His glib response was an opportunistic attempt to avoid the grim fact that 80 per cent of the additional hours worked in the September quarter were in the non-market economy, which will always consume all available resources and then some.

Reducing annual expenditure growth in the $44bn-a-year National Disability Insurance Scheme to 8 per cent is hailed as a major achievement by the government. It demonstrates the depth of the underlying problem. Neither is there much chance that welfare services will ever do more with less. As the Department of the Prime Minister and Cabinet has acknowledged, productivity growth in the care and support sectors across the past 20 years was close to zero.

All of which adds up to the fact Dr Chalmers’s sole continuing option to fund the care economy is by providing the private enterprise economy with the opportunity to create more wealth. The pathway to achieving that objective is clear.

It involves reducing the power of unions to hinder labour productivity through restrictive work practices, stopping the state soaking up ever more resources and, above all, reducing the tax rate that middle- and a very few high-income earners pay. Cancelling the Coalition’s stage three tax cuts was a pointless wealth transfer from citizens to government.

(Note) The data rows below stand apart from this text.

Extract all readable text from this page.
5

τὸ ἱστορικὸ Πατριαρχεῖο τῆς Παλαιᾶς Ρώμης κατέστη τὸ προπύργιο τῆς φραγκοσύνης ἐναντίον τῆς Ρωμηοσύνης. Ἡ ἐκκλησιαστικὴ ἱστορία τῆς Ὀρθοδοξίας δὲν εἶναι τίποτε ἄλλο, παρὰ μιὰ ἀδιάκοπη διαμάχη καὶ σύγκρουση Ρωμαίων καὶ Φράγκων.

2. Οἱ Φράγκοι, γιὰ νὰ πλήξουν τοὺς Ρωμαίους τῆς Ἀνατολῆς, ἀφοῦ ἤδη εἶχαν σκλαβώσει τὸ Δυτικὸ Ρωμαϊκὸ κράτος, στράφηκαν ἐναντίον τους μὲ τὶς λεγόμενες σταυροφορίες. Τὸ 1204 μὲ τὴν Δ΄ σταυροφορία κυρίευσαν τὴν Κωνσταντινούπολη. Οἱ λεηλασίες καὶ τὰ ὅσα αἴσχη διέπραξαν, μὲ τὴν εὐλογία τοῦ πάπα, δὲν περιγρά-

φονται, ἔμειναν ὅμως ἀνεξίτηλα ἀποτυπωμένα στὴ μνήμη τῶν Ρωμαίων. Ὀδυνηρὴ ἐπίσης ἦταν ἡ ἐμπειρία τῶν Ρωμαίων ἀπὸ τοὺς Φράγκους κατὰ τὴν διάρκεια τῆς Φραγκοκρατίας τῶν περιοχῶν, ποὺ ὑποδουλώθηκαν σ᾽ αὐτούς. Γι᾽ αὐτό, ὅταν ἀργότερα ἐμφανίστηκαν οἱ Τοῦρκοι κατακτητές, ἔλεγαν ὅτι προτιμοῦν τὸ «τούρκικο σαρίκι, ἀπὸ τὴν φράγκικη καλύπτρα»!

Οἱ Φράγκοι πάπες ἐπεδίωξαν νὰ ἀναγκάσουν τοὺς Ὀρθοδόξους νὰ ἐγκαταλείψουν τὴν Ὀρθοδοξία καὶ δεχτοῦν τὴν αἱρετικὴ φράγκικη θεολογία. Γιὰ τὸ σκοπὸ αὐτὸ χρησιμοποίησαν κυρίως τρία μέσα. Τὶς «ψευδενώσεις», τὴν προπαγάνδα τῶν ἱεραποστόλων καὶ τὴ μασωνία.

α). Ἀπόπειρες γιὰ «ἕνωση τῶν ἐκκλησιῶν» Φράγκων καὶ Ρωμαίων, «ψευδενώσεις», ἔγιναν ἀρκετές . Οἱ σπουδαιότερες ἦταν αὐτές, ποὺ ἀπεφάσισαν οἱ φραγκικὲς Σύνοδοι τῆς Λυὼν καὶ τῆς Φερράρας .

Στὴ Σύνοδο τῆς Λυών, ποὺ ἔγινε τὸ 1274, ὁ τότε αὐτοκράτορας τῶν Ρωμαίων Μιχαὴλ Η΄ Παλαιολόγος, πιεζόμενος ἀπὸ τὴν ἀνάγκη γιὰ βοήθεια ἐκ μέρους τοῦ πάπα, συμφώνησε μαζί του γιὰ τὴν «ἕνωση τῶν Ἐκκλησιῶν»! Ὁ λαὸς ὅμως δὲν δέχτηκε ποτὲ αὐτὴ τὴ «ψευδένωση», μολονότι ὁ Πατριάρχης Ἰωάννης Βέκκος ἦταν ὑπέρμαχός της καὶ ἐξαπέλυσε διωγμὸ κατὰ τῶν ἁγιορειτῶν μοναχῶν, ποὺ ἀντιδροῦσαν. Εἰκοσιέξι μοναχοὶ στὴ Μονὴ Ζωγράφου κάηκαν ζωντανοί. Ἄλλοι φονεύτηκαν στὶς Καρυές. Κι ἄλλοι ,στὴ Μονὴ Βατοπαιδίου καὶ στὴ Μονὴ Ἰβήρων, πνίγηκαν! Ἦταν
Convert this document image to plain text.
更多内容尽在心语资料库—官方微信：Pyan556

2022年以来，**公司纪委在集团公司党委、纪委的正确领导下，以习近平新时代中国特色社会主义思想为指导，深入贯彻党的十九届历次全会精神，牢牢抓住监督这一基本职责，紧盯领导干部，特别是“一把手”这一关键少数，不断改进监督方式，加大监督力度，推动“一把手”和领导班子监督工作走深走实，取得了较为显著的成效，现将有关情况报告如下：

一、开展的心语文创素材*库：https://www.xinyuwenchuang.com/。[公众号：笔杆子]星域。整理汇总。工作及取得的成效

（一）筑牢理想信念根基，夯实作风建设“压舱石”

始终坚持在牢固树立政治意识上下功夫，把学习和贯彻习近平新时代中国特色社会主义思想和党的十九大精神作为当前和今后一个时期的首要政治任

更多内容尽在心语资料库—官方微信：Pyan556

But don’t bank on Dr Chalmers getting out of the way – he attributed the 0.2 per cent increase in GDP in the September quarter to state and national government spending, as if that were a good thing when it crowded out private sector employment and made it harder for the Reserve Bank to reduce inflation.

There is no credible way to ignore the fact productivity growth is the only way to expand the tax base without increasing the share of national income government expropriates from individual and business taxpayers. To fund jobs in the care economy, indeed in all of government, including the bureaucracy, the private sector must be freed up to grow and grow.